La Défense nationale voudrait implanter un système de surveillance plus rigoureux concernant les opérations de ses agents de renseignements militaires. Or, le ministère pourrait être freiné par les coûts onéreux d'un tel programme.

Le chef du renseignement de la Défense avait ordonné la tenue d'une enquête indépendante sur le sujet, selon des documents obtenus par La Presse Canadienne en vertu de la Loi sur l'accès à l'information.

Le rapport préliminaire présente quatre recommandations, dont la meilleure serait, selon les auteurs, de créer un comité d'étude permanent et indépendant qui rendrait des comptes au ministre responsable. Il émanerait de la Loi sur les enquêtes du gouvernement fédéral.

On note toutefois qu'il serait probablement plus réaliste d'opter pour une solution édulcorée étant donné les coûts élevés d'un tel organisme de surveillance. Par exemple, il pourrait y avoir une équipe de surveillance qui enquêterait de manière ponctuelle, lorsque jugé nécessaire.

Selon les auteurs, un comité permanent «en période de restriction budgétaire» n'est peut-être pas possible parce que le gouvernement voudra probablement «éviter les coûts et les défis» d'un tel programme.

L'étude a été commandée à la suite du scandale impliquant un soldat canadien, Jeffery Delisle, qui a été reconnu coupable d'espionnage pour le compte de la Russie il y a près d'un an.

Contrairement au Service canadien du renseignement de sécurité (SCRS) et au Centre de sécurité des communications (CSC), aucun organisme de surveillance n'enquête sur les opérations des agents du renseignement militaire.

Depuis que les activités de l'Agence nationale de sécurité aux États-Unis ont été révélées au grand jour par un de ses anciens employés, Edward Snowden, les services de renseignement font l'objet de plusieurs débats.

Au Canada, des questions ont été soulevées sur les pouvoirs du CSC, qui pourraient d'ailleurs être élargis par le gouvernement Harper afin de mieux retracer les présumés terroristes.

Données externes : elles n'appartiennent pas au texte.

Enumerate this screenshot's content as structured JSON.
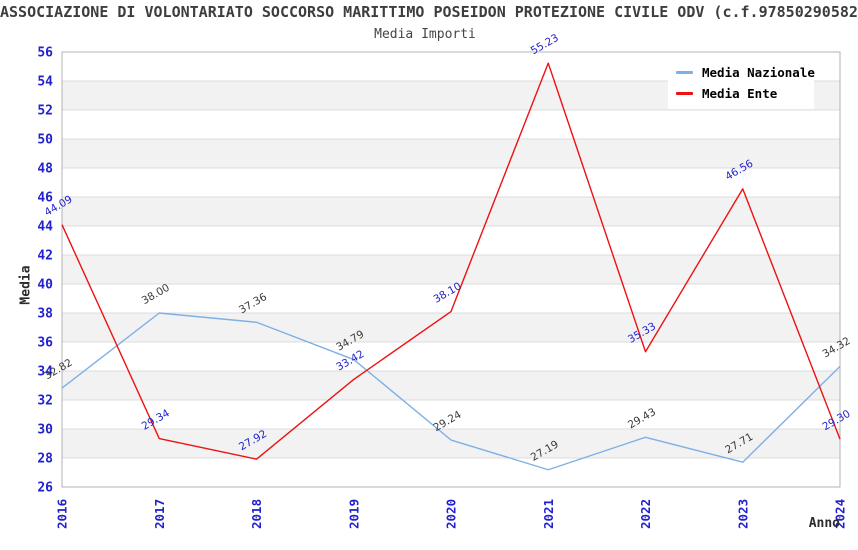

Le rapport rappelle la nécessité d'instaurer un tel organisme en citant un exemple concret survenu récemment. Le ministre avait lancé une opération de renseignement, exigeant toutefois qu'une étude indépendante soit effectuée tous les 12 mois. La Défense nationale avait donc dû embaucher un consultant extérieur à trois reprises pour y arriver.

Un porte-parole du renseignement de la Défense n'a pas voulu dire clairement si le ministère allait mettre en place les recommandations.

Le capitaine Travis Smith a relevé que les activités des agents étaient déjà surveillées par leurs supérieurs immédiats. Le vérificateur général et la commissaire à la vie privée peuvent aussi s'intéresser leurs cas, selon lui.

«Toutes les activités de renseignement sont menées conformément aux lois canadiennes et internationales, en plus des politiques et des directives du ministère», a-t-il écrit dans un courriel.

Un expert des services de renseignement à l'université Simon Fraser estime que le gouvernement ne devrait pas hésiter à mettre en place un tel système de surveillance, qui pourrait aussi l'informer sur l'efficacité des opérations.

«Si vous n'avez pas un bon système de surveillance, vous dépensez votre argent», a remarqué Stuart Farson.

Les services secrets de la Défense mènent des enquêtes pour tenter de déceler les menaces contre l'armée canadienne à l'étranger et en sol canadien.

Déjà en 2009, l'ancienne vérificatrice générale du Canada, Sheila Fraser, avait déploré «qu'un des systèmes de renseignement les plus importants au pays» ne fasse pas l'objet d'un examen indépendant.